The vulva is innervated by the anterior labial branches of the (A) ilioinguinal nerve (L1); (B) genitofemoral nerve (L1-2); and (C, D) branches of the pudendal nerve (S2-4). Near the medial aspect of the ischial tuberosity, the pudendal nerve divides into 3 branches: (C) the dorsal nerve of the clitoris (shown deeper as dashed lines in muscles of the urogenital diaphragm), (D) the perineal nerve, which innervates the labia majora and perinuem, and (E) the inferior rectal nerve, which innervates the perianal area. The pudendal nerve also innervates the external anal sphincter and deep muscles of the urogenital triangle (Peng 2009). For a thorough review of the neurobiology of the urogenital tract, see Wesselmann, 1997.

 

  

The pelvic floor muscles are divided into 3 categories. The superficial pelvic floor muscles (bulbocavernosus or bulbospongiosus, ischiocavernosus, superficial transverse perineal/perineus muscle) are collectively known as the urogenital diaphragm. The function of the urogenital diaphragm muscles includes a role in sexual function, e.g., clitoral engorgement, vaginal closure, reflexive response to enhance sexual pleasure, and facilitating closure of the urethra and anus for continence. The middle layer is comprised of the deep transverse perineal muscle and sphincter urethra. The deep pelvic floor muscles, sometimes called the anal triangle, include the levator ani (pubococcygeus, iliococcygeus, and puborectalis), and coccygeus.  Other associated pelvic and hip muscles include the piriformis, obturator internus muscles, and gluteus maximus. The perineal body is the central tendon and attachment site for the superficial, middle, and deep pelvic floor muscles.

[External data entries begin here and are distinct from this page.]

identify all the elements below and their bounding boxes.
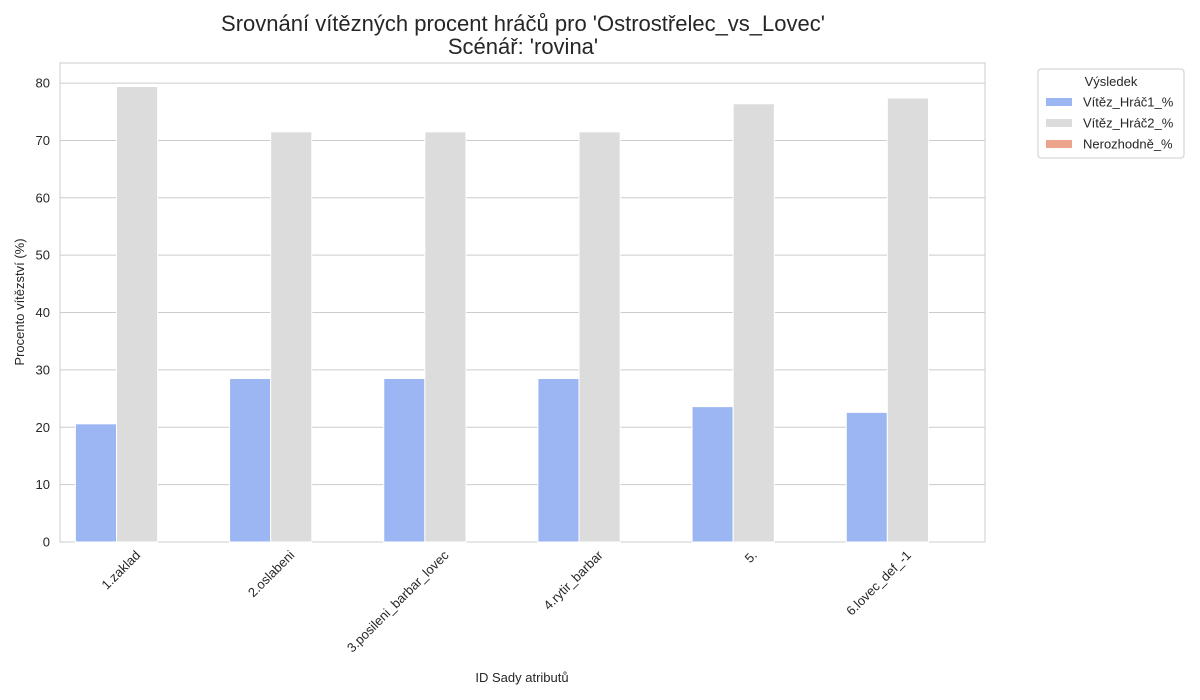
bar: [116, 86, 159, 543]
x-tick-label: 1.zaklad: [98, 548, 143, 593]
legend-swatch: [1046, 119, 1072, 127]
legend: Výsledek Vítěz_Hráč1_% Vítěz_Hráč2_% Neroz…: [1037, 68, 1185, 159]
chart-title: Srovnání vítězných procent hráčů pro 'Os…: [221, 11, 825, 36]
plot-frame: [59, 62, 986, 543]
x-tick-label: 4.rytir_barbar: [540, 547, 606, 613]
bar: [383, 378, 426, 543]
y-tick-label: 20: [36, 420, 50, 435]
x-tick-label: 6.lovec_def_-1: [843, 548, 914, 619]
bar: [424, 131, 467, 543]
bar: [845, 411, 888, 543]
legend-frame: [1037, 68, 1185, 159]
bar: [886, 97, 929, 543]
legend-entry: Vítěz_Hráč1_%: [1083, 95, 1174, 110]
y-tick-label: 30: [36, 362, 50, 377]
y-tick-label: 80: [36, 76, 50, 91]
legend-swatch: [1046, 140, 1072, 148]
x-tick-label: 3.posileni_barbar_lovec: [344, 547, 452, 655]
x-tick-label: 5.: [742, 548, 760, 566]
bar: [691, 406, 734, 543]
legend-title: Výsledek: [1085, 74, 1138, 89]
legend-entry: Vítěz_Hráč2_%: [1083, 116, 1174, 131]
x-axis-label: ID Sady atributů: [475, 670, 568, 685]
y-tick-label: 60: [36, 190, 50, 205]
bar: [732, 103, 775, 543]
bar: [537, 378, 580, 543]
bar: [270, 131, 313, 543]
y-tick-label: 0: [43, 535, 50, 550]
bar: [578, 131, 621, 543]
bar: [74, 423, 118, 543]
plot-area: 0 10 20 30 40 50 60 70 80 1.zaklad 2.oslabeni 3.pos…: [36, 62, 986, 655]
y-tick-label: 50: [36, 248, 50, 263]
legend-entry: Nerozhodně_%: [1083, 137, 1173, 152]
y-tick-label: 70: [36, 133, 50, 148]
y-axis-label: Procento vítězství (%): [12, 238, 27, 365]
x-tick-label: 2.oslabeni: [245, 547, 298, 600]
chart-subtitle: Scénář: 'rovina': [448, 34, 598, 59]
legend-swatch: [1046, 98, 1072, 106]
y-tick-label: 10: [36, 477, 50, 492]
bar: [229, 378, 272, 543]
y-tick-label: 40: [36, 305, 50, 320]
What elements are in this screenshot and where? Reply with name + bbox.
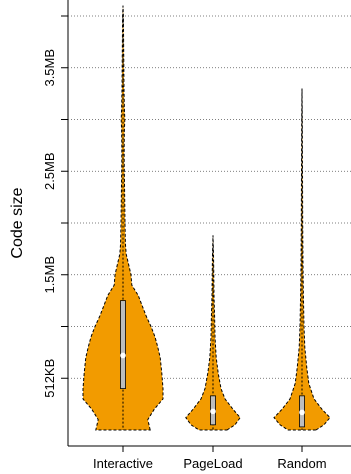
violin-median: [120, 352, 126, 359]
y-tick-label: 512KB: [42, 359, 57, 398]
y-tick-label: 1.5MB: [42, 256, 57, 294]
y-tick-label: 3.5MB: [42, 49, 57, 87]
violin-interactive: [82, 5, 164, 431]
x-tick-label: PageLoad: [183, 456, 242, 471]
y-tick-label: 2.5MB: [42, 152, 57, 190]
x-axis: Interactive PageLoad Random: [93, 446, 327, 471]
violin-random: [273, 88, 331, 431]
violin-box: [120, 300, 126, 389]
y-axis: 512KB 1.5MB 2.5MB 3.5MB: [42, 15, 68, 398]
violin-body: [273, 88, 331, 431]
x-tick-label: Interactive: [93, 456, 153, 471]
violin-median: [210, 408, 216, 415]
y-axis-title: Code size: [9, 187, 26, 258]
x-tick-label: Random: [277, 456, 326, 471]
violin-median: [299, 409, 305, 416]
violin-pageload: [185, 235, 241, 431]
violins: [82, 5, 331, 431]
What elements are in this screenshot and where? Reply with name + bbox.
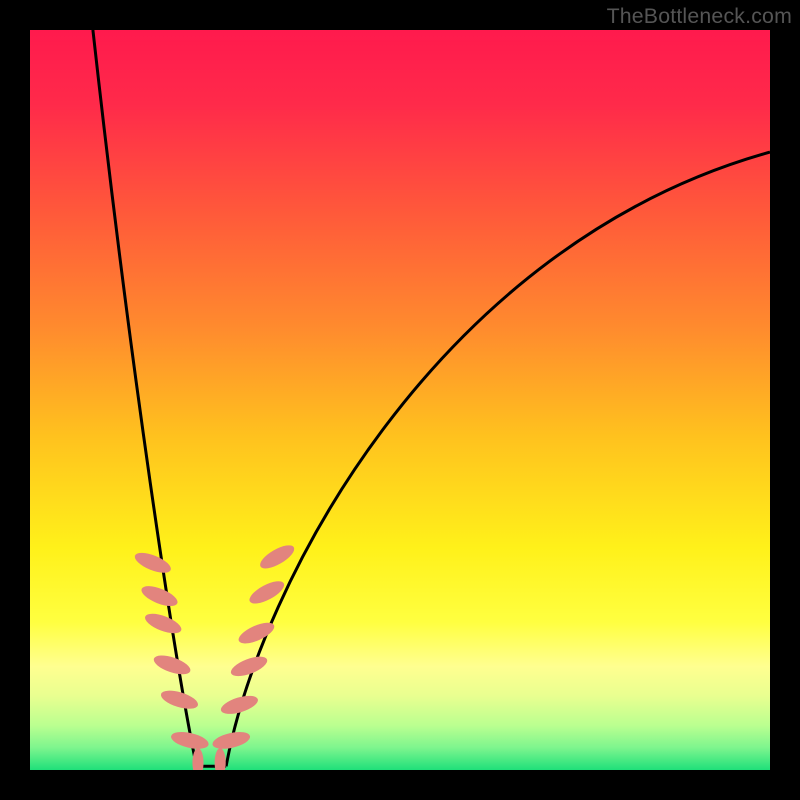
curve-right [226, 152, 770, 766]
marker-left-3 [151, 652, 192, 679]
marker-left-0 [132, 549, 173, 577]
curve-group [93, 30, 770, 766]
marker-group [132, 541, 297, 770]
marker-left-4 [159, 687, 200, 712]
watermark-text: TheBottleneck.com [607, 4, 792, 29]
curve-overlay [30, 30, 770, 770]
curve-left [93, 30, 197, 766]
plot-area [30, 30, 770, 770]
marker-right-0 [211, 729, 252, 752]
marker-left-2 [143, 610, 184, 638]
chart-root: TheBottleneck.com [0, 0, 800, 800]
marker-right-5 [257, 541, 298, 573]
marker-bottom-1 [215, 748, 226, 770]
marker-left-1 [139, 582, 180, 610]
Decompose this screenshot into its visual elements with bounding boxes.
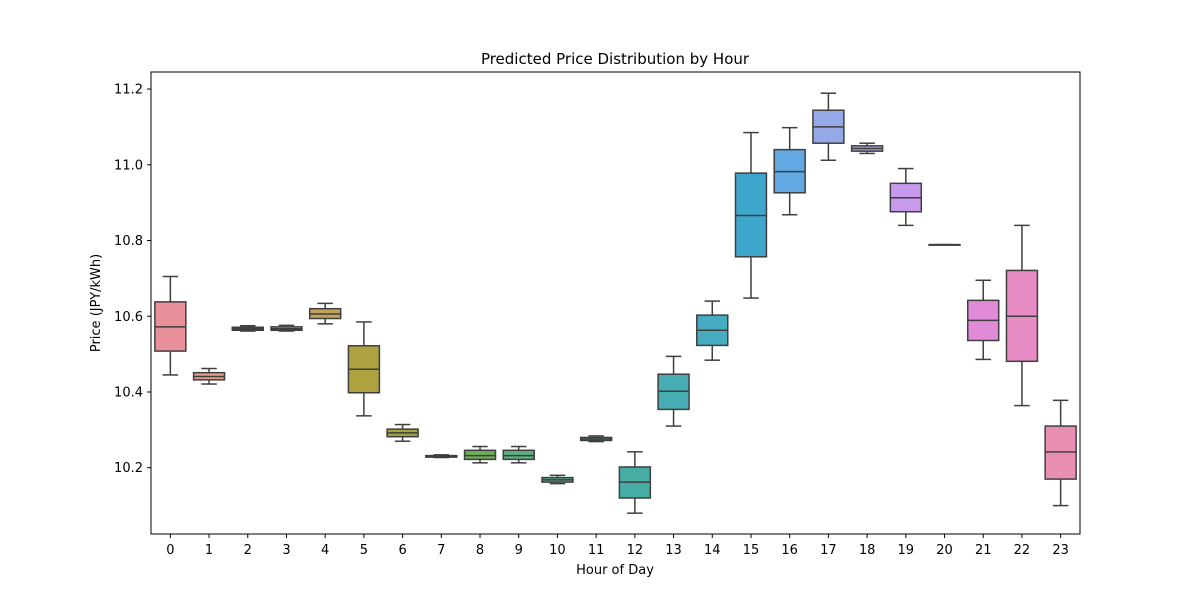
y-axis: 10.2 10.4 10.6 10.8 11.0 11.2 bbox=[114, 83, 151, 476]
x-tick-label: 8 bbox=[476, 543, 484, 558]
x-tick-label: 1 bbox=[205, 543, 213, 558]
y-tick-label: 10.2 bbox=[114, 461, 143, 476]
box-hour-16 bbox=[773, 126, 806, 216]
x-tick-label: 17 bbox=[820, 543, 837, 558]
box-hour-7 bbox=[425, 454, 458, 459]
y-tick-label: 10.4 bbox=[114, 385, 143, 400]
x-tick-label: 23 bbox=[1052, 543, 1069, 558]
box-hour-12 bbox=[618, 451, 652, 514]
box-hour-22 bbox=[1005, 224, 1039, 407]
box-hour-19 bbox=[889, 167, 923, 227]
box-hour-18 bbox=[850, 142, 884, 155]
x-tick-label: 5 bbox=[360, 543, 368, 558]
x-tick-label: 13 bbox=[665, 543, 682, 558]
box-hour-2 bbox=[231, 324, 265, 332]
x-tick-label: 7 bbox=[437, 543, 445, 558]
y-tick-label: 10.6 bbox=[114, 310, 143, 325]
x-tick-label: 15 bbox=[743, 543, 760, 558]
y-tick-label: 11.0 bbox=[114, 158, 143, 173]
x-tick-label: 0 bbox=[166, 543, 174, 558]
box-hour-4 bbox=[308, 302, 342, 325]
x-tick-label: 16 bbox=[781, 543, 798, 558]
box-hour-1 bbox=[192, 367, 226, 385]
plot-area-frame bbox=[150, 71, 1081, 535]
x-tick-label: 6 bbox=[398, 543, 406, 558]
x-tick-label: 22 bbox=[1014, 543, 1031, 558]
x-axis: 0 1 2 3 4 5 6 7 8 9 10 11 12 13 14 15 16 17 18 19 20 21 22 23 bbox=[166, 534, 1069, 558]
box-hour-11 bbox=[579, 435, 613, 443]
box-hour-14 bbox=[696, 300, 729, 361]
iqr-box bbox=[1044, 425, 1077, 480]
iqr-box bbox=[463, 449, 497, 461]
y-axis-label: Price (JPY/kWh) bbox=[89, 254, 104, 352]
x-tick-label: 21 bbox=[975, 543, 992, 558]
box-hour-17 bbox=[812, 92, 845, 161]
x-tick-label: 12 bbox=[627, 543, 644, 558]
x-tick-label: 18 bbox=[859, 543, 876, 558]
iqr-box bbox=[502, 449, 535, 461]
box-hour-5 bbox=[347, 321, 381, 417]
box-hour-6 bbox=[386, 423, 419, 442]
box-hour-8 bbox=[463, 445, 497, 464]
x-tick-label: 9 bbox=[515, 543, 523, 558]
box-hour-0 bbox=[154, 275, 187, 376]
x-tick-label: 4 bbox=[321, 543, 329, 558]
box-hour-15 bbox=[734, 131, 768, 299]
box-hour-20 bbox=[928, 243, 961, 246]
x-tick-label: 19 bbox=[898, 543, 915, 558]
x-axis-label: Hour of Day bbox=[576, 563, 654, 578]
y-tick-label: 11.2 bbox=[114, 83, 143, 98]
x-tick-label: 11 bbox=[588, 543, 605, 558]
x-tick-label: 20 bbox=[936, 543, 953, 558]
chart-title: Predicted Price Distribution by Hour bbox=[481, 50, 750, 68]
x-tick-label: 10 bbox=[549, 543, 566, 558]
boxes-layer bbox=[154, 92, 1077, 514]
box-hour-13 bbox=[657, 355, 690, 427]
y-tick-label: 10.8 bbox=[114, 234, 143, 249]
box-hour-3 bbox=[270, 324, 303, 332]
x-tick-label: 14 bbox=[704, 543, 721, 558]
x-tick-label: 2 bbox=[244, 543, 252, 558]
box-hour-23 bbox=[1044, 399, 1077, 507]
x-tick-label: 3 bbox=[282, 543, 290, 558]
box-hour-21 bbox=[966, 279, 1000, 361]
box-hour-10 bbox=[541, 474, 574, 485]
box-hour-9 bbox=[502, 445, 535, 464]
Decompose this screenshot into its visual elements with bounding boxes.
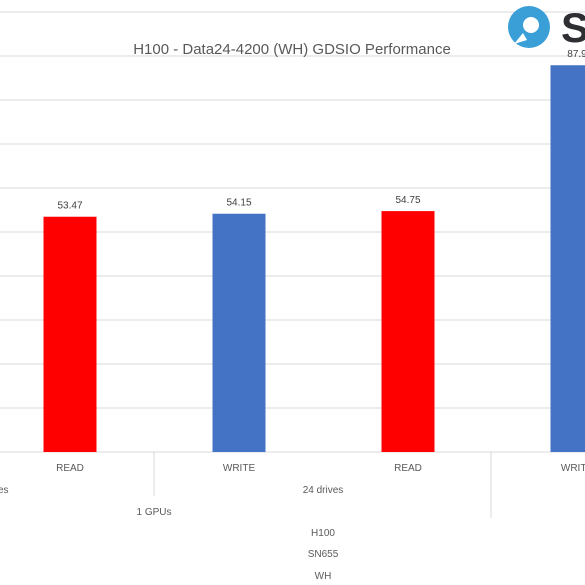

The internal pudendal artery, vein and nerve, which pass through Alcock’s canal, provide neurovascular function to the pelvic floor musculature.  Alcock’s canal is comprised of fascia or connective tissue from the obturator internus.  Although the pudendal nerve is known to innervate the levator ani muscles there have been more recent studies describing innervation by the levator ani nerve and direct nerve roots S3 and/or S4 (Barber 2002, Grigorescu 2008). Specifically, the pubococcygeus muscle is innervated by the levator ani nerve S3-5 and the perineal branch of the pudendal nerve S3-4. The iliococcygeus is innervated by the levator ani nerve S3-4 and the puborectalis is innervated by the inferior rectal branches of the pudendal nerve S2-S4.  The coccygeus is innervated by direct nerve roots S3-4. The function of the deep pelvic floor muscles includes: supporting the abdominal viscera or organs, providing pelvic and spinal stability, assisting in respiration, and providing sphincteric closure for bowel and bladder function. They also play a role in sexual function. (For a thorough review of the anatomy and physiology of the pelvic floor, see Herschorn 2004.)